Wilson and Bjork are both currently taking Portuguese language classes provided by the government. However, Wilson admits that she hasn’t found learning a new language easy.

“Portuguese, the language is very hard,” says Wilson, explaining that she speaks Japanese and Spanish as well as “tourist German, Danish and French.”

“I’m really good at languages. But Portuguese is a challenge to learn.

“We don’t find it easy. We find it manageable. Some people, especially people our age, don’t find it manageable.”

The couple have also had to change the way that they approach people, particularly while asking for things at shops, after noticing that their direct manner wasn’t being received well.

“My Portuguese friends taught me that you have to first recognize their humanity,” says Wilson.

“And you do this by saying, ‘Good morning. How are you?’ And they say, ‘I’m well. Are you well?’ And once you’ve done that, it’s like a magic key that will open good service up to you.”

Wilson goes on to explain that she finds this attitude refreshing, as the focus is firmly on people and personal relationships.

“Their ethic is not job first, or money first,” she adds. “Their ethic is family and leisure…

“So that’s refreshing, to see people valuing relationships above the rat race. The rat died here. There’s no place for that.”

Wilson has warmly embraced the Portuguese way of life, particularly the focus on food, which has long been a big part of her life.

“The people eat together all the time,” she says. “Sunday is considered family day. So there’s a big family meal at everybody’s mom or dad’s house and everybody gathers together and eats.

“Portuguese women my age are always cooking. I’ve spent a lot of time with them learning Portuguese food.”

While Wilson and Bjork had originally planned to use Portugal as a “jumping off point” to travel around the rest of Europe, they’ve been too busy dealing with all of the tasks that come with relocating to a new country to venture very far.

“There’s a lot to it,” says Wilson. “From governmental stuff, getting your residency card. Then you have to transfer your driver’s license and find a car [if you drive].

“You have to buy everything [for your house]. And you have to set up yourself with medical and utilities. Really, it’s a huge process.”

When asked if she and her husband have found Portugal to be more affordable, Wilson points out that this is all relative to their own experiences, noting their Portuguese friends “push back a little” if they comment on how much cheaper things are, as it’s not necessarily cheap for them.

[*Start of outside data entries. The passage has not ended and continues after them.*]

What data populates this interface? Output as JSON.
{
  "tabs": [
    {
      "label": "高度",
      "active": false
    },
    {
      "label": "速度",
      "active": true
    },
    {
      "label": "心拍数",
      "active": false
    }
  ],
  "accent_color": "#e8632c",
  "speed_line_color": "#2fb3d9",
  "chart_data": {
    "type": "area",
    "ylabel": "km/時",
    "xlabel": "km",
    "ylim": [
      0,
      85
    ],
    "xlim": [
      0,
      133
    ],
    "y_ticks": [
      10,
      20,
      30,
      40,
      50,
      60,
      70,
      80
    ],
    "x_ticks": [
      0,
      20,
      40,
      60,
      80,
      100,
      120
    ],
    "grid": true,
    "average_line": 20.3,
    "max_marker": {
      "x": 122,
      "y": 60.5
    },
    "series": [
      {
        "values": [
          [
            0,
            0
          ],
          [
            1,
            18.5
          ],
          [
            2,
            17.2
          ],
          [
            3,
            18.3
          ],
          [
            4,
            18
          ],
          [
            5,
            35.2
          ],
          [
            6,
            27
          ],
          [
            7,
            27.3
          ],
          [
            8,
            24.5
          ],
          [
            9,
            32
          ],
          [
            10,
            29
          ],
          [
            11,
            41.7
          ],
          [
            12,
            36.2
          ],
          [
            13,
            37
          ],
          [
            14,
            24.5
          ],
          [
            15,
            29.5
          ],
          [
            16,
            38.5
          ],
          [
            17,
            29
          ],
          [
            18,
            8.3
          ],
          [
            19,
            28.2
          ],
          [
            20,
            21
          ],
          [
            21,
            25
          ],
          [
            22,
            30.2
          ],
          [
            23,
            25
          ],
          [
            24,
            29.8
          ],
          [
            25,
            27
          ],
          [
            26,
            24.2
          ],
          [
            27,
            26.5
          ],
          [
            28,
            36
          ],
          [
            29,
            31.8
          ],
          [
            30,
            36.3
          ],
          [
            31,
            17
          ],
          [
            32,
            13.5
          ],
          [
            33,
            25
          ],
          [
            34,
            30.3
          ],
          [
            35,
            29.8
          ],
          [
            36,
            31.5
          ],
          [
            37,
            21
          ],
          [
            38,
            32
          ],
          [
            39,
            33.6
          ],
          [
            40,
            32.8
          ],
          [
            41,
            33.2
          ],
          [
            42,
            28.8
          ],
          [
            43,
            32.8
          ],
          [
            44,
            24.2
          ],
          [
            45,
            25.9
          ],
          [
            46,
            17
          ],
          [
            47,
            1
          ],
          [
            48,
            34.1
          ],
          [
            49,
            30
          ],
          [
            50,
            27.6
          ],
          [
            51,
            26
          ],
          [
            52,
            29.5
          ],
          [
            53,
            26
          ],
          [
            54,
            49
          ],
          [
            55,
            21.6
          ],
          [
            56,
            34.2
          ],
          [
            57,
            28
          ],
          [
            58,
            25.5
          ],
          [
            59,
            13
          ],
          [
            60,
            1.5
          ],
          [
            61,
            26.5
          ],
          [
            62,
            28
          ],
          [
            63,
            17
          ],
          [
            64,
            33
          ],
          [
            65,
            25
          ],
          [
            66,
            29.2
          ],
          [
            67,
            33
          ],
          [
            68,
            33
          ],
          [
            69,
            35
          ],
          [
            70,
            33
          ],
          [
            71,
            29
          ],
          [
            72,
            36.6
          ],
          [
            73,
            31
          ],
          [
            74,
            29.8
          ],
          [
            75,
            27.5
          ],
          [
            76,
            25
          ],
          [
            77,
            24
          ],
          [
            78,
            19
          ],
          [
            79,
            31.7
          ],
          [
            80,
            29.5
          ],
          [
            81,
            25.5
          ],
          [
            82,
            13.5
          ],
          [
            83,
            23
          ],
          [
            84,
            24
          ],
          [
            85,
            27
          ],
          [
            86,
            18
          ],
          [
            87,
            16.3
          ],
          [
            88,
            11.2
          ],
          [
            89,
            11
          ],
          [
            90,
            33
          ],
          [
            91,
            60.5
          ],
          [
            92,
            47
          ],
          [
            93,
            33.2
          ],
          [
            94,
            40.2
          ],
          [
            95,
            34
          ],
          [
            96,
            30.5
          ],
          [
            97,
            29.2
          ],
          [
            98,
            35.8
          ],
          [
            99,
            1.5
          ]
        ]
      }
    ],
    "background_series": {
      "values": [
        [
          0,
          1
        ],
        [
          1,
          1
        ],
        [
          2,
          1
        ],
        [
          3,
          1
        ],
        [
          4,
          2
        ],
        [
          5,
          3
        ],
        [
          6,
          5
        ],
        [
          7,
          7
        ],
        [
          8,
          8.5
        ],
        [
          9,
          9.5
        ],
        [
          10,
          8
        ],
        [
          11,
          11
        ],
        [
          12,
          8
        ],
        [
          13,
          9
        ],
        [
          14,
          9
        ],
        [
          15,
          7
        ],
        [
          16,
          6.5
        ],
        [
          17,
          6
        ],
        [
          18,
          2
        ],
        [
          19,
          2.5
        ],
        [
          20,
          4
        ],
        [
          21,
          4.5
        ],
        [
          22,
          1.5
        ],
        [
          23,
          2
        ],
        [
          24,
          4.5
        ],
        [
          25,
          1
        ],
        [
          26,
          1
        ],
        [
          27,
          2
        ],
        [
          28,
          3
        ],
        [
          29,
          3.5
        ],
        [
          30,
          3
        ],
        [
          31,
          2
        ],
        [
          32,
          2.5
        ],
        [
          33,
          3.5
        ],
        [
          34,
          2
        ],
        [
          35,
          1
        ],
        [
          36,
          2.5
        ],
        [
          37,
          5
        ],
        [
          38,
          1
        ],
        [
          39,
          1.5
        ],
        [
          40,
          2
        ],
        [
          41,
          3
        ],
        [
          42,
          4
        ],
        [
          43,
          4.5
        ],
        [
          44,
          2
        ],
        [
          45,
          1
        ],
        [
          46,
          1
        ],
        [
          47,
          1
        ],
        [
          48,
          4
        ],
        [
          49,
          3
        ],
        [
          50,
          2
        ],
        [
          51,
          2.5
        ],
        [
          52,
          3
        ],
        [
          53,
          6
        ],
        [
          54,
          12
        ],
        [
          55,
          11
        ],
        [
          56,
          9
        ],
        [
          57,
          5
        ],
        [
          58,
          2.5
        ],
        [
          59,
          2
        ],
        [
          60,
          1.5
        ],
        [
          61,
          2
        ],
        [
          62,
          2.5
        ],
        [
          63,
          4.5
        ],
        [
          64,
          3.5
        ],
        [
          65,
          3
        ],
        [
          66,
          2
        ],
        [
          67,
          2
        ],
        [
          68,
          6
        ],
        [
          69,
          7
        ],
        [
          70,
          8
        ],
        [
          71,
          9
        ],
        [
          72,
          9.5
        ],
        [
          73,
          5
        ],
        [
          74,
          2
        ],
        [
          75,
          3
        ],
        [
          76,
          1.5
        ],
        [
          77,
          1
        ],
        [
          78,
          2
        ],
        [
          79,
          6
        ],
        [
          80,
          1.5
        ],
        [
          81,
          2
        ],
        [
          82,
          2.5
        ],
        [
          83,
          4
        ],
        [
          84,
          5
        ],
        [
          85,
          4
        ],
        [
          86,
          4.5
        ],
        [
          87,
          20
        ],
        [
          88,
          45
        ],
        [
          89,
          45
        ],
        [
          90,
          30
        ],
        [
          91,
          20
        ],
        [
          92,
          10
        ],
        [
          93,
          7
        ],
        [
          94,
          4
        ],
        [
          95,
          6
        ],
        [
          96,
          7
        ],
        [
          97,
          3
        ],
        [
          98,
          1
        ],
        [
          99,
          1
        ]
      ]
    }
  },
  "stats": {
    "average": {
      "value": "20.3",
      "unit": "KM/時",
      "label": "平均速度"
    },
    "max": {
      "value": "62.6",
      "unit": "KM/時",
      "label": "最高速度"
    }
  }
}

“We made that mistake,” she admits. “When we first came, we were like, ‘Oh it’s practically free.’ And we had to quit doing that, because it was offending them [their friends].”

She points out that what seems very affordable to them, may not be to affordable to a Portuguese worker earning minimum wage.

“A lot of people make minimum wage,” she adds. “So that being said… Yes. For Americans, it is cheaper to live here, if you don’t live in Lisbon, Porto or the Algarve.

“Those places are like trying to live in San Francisco or Manhattan. Those are expensive cities.

“So if you have your heart set on living in one of those places, you’re going to pay three times what we pay, probably. In rent, food, everything.”